We use both embryonic and adult mice to test hypotheses related to these main questions. Specifically, we employ drug-inducible, tissue-specific molecular genetics in mice to map the fate of subsets of cells in embryos and adults, as well as to delete or augment gene function in targeted cell populations. We evaluate the outcomes of these molecular genetic manipulations using a combination of immunofluorescence and in situ hybridization with antisense RNA probes assessed via conventional fluorescence microscopy, or spinning disc and laser scanning confocal microscopy.

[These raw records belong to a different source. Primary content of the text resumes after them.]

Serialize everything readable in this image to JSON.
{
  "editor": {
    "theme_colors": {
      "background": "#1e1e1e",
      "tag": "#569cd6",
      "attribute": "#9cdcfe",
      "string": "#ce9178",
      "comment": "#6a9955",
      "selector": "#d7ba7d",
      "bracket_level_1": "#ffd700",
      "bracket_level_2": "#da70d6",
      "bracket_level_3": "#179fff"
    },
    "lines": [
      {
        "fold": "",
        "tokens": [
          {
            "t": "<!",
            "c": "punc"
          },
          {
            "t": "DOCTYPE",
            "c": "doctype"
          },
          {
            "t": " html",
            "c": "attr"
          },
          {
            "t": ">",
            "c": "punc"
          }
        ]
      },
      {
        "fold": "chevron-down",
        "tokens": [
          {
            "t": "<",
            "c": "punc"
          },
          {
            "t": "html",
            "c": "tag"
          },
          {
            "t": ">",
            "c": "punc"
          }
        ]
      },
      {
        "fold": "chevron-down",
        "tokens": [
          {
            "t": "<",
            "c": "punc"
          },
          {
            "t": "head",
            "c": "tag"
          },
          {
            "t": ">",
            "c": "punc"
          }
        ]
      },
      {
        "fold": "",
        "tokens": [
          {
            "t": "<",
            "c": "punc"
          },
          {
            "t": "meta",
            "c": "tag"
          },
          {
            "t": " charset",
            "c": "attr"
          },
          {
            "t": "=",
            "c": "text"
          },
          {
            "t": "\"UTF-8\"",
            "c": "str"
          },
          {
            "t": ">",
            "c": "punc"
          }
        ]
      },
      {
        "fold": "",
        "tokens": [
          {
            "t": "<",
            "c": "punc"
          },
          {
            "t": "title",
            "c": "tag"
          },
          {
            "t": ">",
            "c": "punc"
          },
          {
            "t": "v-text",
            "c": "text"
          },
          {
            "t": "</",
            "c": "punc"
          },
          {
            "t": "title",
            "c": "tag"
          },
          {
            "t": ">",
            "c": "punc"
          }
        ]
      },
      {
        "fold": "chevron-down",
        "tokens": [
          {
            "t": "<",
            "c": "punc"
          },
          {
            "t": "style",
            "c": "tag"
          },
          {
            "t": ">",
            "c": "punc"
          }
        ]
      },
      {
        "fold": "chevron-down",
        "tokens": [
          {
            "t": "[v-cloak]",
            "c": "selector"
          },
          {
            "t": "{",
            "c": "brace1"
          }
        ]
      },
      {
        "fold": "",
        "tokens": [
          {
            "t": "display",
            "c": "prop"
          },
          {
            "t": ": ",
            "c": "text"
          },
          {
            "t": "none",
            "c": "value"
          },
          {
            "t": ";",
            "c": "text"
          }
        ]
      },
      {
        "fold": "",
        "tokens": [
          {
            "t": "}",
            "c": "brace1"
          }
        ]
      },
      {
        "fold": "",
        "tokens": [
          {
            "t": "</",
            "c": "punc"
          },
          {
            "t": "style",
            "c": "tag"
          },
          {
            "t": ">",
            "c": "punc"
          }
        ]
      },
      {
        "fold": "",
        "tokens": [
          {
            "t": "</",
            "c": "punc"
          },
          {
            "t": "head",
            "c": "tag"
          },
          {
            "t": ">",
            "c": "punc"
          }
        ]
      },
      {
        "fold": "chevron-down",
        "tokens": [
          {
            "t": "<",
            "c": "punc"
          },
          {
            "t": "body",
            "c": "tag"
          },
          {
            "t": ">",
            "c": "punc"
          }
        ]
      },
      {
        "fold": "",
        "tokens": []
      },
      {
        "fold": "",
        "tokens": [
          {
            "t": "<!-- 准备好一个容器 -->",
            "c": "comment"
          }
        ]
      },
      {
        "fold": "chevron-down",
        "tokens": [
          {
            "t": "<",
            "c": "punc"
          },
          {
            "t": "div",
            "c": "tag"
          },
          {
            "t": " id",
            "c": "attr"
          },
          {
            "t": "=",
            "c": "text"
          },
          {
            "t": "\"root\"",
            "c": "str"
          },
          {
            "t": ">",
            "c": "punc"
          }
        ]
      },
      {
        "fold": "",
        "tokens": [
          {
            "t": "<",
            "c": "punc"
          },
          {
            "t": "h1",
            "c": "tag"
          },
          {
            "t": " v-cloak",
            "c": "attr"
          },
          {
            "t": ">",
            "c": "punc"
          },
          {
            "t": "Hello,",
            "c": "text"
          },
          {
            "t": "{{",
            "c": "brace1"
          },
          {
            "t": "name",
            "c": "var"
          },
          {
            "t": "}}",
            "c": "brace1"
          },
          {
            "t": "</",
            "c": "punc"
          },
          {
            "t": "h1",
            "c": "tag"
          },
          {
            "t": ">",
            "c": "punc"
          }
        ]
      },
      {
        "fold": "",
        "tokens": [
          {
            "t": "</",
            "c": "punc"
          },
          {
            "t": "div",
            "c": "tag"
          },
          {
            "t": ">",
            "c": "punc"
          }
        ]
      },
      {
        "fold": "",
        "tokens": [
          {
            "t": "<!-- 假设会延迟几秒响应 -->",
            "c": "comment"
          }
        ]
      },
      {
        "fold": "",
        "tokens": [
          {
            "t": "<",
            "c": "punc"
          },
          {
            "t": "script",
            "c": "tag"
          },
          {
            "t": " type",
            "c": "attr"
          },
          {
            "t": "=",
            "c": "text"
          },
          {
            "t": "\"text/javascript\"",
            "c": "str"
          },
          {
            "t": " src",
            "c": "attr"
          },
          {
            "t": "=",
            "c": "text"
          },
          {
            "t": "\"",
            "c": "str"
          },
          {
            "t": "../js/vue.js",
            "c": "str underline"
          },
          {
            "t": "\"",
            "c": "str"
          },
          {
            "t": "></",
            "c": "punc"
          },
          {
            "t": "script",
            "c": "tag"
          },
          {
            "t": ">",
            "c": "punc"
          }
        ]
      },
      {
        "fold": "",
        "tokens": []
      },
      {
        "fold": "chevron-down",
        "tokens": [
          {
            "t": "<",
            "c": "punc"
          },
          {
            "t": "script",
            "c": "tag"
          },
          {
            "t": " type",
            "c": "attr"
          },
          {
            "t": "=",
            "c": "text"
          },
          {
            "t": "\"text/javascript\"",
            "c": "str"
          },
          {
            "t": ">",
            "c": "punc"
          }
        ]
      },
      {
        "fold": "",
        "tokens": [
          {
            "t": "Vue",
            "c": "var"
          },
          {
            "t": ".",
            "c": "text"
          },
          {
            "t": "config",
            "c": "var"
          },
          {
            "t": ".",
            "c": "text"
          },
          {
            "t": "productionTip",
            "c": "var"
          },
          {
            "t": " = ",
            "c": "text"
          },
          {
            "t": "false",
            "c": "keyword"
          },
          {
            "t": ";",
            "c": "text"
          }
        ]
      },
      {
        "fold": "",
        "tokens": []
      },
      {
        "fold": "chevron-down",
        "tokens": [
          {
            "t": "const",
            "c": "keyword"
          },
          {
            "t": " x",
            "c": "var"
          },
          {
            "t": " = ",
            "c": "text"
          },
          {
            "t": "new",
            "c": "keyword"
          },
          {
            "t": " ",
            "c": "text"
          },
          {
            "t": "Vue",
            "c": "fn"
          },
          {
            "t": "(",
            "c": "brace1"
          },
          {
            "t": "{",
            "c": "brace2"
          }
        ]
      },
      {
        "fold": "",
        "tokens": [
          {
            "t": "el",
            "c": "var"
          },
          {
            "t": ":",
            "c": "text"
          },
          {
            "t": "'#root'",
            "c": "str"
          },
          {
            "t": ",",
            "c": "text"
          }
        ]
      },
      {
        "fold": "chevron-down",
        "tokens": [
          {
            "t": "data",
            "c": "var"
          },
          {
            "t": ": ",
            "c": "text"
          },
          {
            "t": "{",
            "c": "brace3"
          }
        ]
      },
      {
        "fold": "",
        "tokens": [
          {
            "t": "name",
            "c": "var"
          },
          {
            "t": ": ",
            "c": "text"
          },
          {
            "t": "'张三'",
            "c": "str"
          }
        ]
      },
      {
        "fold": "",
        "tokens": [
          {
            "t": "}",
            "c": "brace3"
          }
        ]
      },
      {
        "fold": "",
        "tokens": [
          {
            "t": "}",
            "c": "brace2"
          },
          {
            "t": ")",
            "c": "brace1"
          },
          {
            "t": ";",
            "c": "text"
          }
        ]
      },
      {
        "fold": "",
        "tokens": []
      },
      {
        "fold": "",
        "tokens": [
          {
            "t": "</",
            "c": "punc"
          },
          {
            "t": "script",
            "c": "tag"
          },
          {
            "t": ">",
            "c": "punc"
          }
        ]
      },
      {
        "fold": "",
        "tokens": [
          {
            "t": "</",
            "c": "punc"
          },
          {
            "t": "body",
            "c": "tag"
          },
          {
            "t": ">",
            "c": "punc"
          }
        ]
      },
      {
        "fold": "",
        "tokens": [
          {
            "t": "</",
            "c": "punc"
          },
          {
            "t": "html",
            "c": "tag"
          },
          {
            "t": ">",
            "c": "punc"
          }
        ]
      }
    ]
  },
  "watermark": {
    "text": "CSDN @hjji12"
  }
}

We also employ quantitative PCR to determine how gene expression levels are altered in induced mutants compared with genetic controls. Additionally, we are gaining expertise in the powerful MATLAB platform to pursue more rigorous and automated quantitative analyses. Most recently, we have developed protocols for FACS to separate taste bud generating epithelial cells from non-sensory tongue epithelium, with the short term goal to use RNAseq to define and compare the transcriptomes of these two populations.

We also employ injury models to understand how the adult taste receptor cells regenerate, and gain insight into how taste function is perturbed in cancer patients. Toward this end, we have developed a mouse model of head and neck irradiation (Nguyen, Reyland and Barlow, 2012. J Neurosci), and are piloting similar studies using chemotherapeutics.